Liberté artistique face aux contraintes légales, à l’argent public : difficile aujourd’hui de clore le débat. Pour autant, cette tension a insufflé des craintes si tenaces qu’elles sont aujourd’hui devenues des reproches. Et contrairement à ce qu’on pourrait penser, pour les professionnels de l’art soutenir ces projets publiques est loin d’être une évidence. Pour Laurent Le Bon, directeur du Musée Picasso de Paris et co-auteur du livre L’art à ciel ouvert – Commandes publiques en France, cela peut s’expliquer par le fait que dès l’apparition du 1% dans les années 1950, cette législation a très vite été utilisée pour financer des projets sans qu’il y ait une vocation artistique avérée, « voire dans le pire des cas pour financer des proches. » Ce furieux rabais en terme de qualité a donc rapidement détourné le monde de l’art de ces manifestations.
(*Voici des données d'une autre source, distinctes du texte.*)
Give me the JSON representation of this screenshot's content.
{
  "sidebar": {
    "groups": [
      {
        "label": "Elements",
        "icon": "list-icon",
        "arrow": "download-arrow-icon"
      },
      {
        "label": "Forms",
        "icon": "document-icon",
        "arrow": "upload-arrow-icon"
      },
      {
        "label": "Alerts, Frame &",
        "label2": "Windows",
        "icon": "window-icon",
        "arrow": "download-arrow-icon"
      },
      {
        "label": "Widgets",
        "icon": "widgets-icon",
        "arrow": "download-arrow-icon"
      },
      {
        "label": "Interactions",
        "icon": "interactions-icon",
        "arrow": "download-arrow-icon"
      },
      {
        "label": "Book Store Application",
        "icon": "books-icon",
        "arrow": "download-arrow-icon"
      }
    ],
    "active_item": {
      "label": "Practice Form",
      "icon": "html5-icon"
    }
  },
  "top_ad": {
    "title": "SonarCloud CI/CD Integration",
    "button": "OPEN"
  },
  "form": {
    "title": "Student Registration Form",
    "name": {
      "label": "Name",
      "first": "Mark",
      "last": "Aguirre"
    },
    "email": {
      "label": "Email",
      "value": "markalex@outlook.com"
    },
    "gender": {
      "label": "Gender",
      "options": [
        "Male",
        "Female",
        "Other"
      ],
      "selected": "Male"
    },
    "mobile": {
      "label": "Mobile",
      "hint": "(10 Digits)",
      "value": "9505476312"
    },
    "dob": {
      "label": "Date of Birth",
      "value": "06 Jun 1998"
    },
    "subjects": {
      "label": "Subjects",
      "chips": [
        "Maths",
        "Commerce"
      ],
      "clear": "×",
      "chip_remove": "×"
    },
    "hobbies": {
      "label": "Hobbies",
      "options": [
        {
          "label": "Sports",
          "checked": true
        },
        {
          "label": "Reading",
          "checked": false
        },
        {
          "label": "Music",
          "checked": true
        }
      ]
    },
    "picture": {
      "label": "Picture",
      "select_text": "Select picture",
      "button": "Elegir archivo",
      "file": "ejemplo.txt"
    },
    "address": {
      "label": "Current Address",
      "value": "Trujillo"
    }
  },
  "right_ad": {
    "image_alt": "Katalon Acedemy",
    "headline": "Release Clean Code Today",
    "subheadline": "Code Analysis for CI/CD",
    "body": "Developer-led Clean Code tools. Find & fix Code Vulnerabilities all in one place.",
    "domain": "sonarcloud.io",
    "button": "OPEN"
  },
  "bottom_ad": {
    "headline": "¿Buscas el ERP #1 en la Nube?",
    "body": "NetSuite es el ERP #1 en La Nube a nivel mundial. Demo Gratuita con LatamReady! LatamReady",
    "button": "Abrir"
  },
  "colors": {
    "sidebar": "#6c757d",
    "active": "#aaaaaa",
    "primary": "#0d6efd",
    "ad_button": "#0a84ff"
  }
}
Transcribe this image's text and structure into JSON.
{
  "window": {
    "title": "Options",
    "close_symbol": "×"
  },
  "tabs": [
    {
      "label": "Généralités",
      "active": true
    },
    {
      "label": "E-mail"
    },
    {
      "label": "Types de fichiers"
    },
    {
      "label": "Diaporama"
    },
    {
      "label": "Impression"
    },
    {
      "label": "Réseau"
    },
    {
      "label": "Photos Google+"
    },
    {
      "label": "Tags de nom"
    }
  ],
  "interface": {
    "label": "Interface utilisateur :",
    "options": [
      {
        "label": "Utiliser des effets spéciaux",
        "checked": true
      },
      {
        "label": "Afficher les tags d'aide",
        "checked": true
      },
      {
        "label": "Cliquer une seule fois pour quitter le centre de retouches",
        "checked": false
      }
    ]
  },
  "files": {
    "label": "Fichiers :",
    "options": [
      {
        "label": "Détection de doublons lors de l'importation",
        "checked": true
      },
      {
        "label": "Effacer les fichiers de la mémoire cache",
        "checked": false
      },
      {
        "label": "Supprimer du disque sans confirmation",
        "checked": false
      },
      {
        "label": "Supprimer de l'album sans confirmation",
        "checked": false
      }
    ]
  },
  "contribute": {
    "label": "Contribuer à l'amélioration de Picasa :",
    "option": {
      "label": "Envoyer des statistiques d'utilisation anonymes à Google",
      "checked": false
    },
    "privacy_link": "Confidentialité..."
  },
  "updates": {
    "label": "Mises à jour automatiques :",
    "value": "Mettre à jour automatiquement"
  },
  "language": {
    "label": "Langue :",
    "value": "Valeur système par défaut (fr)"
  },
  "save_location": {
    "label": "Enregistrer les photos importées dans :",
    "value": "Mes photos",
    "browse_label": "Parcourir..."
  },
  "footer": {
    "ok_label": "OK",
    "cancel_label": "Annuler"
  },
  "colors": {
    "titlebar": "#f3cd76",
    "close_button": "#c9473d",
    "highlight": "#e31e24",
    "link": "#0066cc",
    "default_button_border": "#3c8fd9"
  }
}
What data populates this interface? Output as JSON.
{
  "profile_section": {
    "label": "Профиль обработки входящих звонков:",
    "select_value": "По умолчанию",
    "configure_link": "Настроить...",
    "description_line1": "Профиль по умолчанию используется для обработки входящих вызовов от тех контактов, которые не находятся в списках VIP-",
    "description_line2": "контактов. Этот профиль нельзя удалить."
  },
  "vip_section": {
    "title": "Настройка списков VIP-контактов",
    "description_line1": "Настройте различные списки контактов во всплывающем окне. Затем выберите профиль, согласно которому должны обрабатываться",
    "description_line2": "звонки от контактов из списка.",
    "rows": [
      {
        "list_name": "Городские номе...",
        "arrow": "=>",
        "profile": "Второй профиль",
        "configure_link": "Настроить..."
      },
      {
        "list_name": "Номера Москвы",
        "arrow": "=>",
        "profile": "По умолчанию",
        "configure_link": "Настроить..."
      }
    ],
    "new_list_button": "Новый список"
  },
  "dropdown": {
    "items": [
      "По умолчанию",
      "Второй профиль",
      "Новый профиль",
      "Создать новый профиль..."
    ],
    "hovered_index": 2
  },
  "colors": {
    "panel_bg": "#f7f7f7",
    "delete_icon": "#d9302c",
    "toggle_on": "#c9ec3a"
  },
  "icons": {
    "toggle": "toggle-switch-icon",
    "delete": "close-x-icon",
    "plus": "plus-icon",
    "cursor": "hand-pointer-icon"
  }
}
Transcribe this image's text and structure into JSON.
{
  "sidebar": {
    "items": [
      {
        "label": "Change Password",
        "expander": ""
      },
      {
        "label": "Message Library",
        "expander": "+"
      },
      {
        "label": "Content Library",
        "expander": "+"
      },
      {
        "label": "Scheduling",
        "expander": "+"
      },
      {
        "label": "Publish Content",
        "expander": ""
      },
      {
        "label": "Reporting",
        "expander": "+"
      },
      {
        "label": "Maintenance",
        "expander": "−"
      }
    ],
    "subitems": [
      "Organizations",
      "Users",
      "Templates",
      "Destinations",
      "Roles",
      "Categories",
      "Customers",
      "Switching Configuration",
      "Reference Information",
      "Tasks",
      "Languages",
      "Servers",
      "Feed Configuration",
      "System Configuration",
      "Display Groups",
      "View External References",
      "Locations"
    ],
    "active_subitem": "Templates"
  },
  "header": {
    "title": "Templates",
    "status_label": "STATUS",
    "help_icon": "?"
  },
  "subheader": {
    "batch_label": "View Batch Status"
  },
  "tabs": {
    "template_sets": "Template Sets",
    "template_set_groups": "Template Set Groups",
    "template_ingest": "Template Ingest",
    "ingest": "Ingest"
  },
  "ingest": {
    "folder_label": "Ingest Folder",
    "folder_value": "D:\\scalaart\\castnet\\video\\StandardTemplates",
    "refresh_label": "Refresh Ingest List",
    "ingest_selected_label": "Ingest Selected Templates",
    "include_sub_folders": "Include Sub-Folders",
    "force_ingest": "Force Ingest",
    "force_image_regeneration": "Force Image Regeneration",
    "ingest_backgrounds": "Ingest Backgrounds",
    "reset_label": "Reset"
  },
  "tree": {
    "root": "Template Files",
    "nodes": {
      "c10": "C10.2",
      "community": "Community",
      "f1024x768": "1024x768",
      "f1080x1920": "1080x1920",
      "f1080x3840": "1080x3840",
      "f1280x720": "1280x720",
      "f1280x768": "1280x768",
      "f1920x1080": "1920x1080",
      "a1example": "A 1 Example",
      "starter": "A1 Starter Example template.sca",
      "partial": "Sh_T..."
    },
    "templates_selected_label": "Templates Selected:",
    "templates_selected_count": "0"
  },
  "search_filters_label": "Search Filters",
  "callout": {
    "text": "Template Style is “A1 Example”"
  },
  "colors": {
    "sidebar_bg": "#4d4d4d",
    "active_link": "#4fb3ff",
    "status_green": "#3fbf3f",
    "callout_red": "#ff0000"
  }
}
Si bien qu’en 1998, Yves Aguilar publie sa thèse Un art de fonctionnaires : le 1 %, un ouvrage dans laquelle il affirme que le refus des artistes de renommée de se plier aux concours qu’obligeaient les commandes publiques, avait ouvert la porte à de nombreux artistes, dont les qualités esthétiques du travail pouvaient sembler douteuses. Ces derniers se seraient même totalement spécialisés dans la commande publique, se voyant exclusivement financés par l’état.
Quand l’art autoroutier n’échappe pas aux radars des néophytes comme à ceux des professionnels de l’art, il est donc conspué. Mais comme tout bon vilain petit canard, il recèle des qualités insoupçonnables, qui méritent à elles seules une réflexion à part entière.
Je reste sur ma faim…votre article ne semble pas terminé ! pour une fois qu’un critique d’art écrit “l’art autoroutier .. recèle des qualités insoupçonnables…” C’est un bon début d’approche pour faire enfin comprendre au public pourquoi ces sculptures se trouvent là, mais… sans la bénédiction de l’Art d’Etat ..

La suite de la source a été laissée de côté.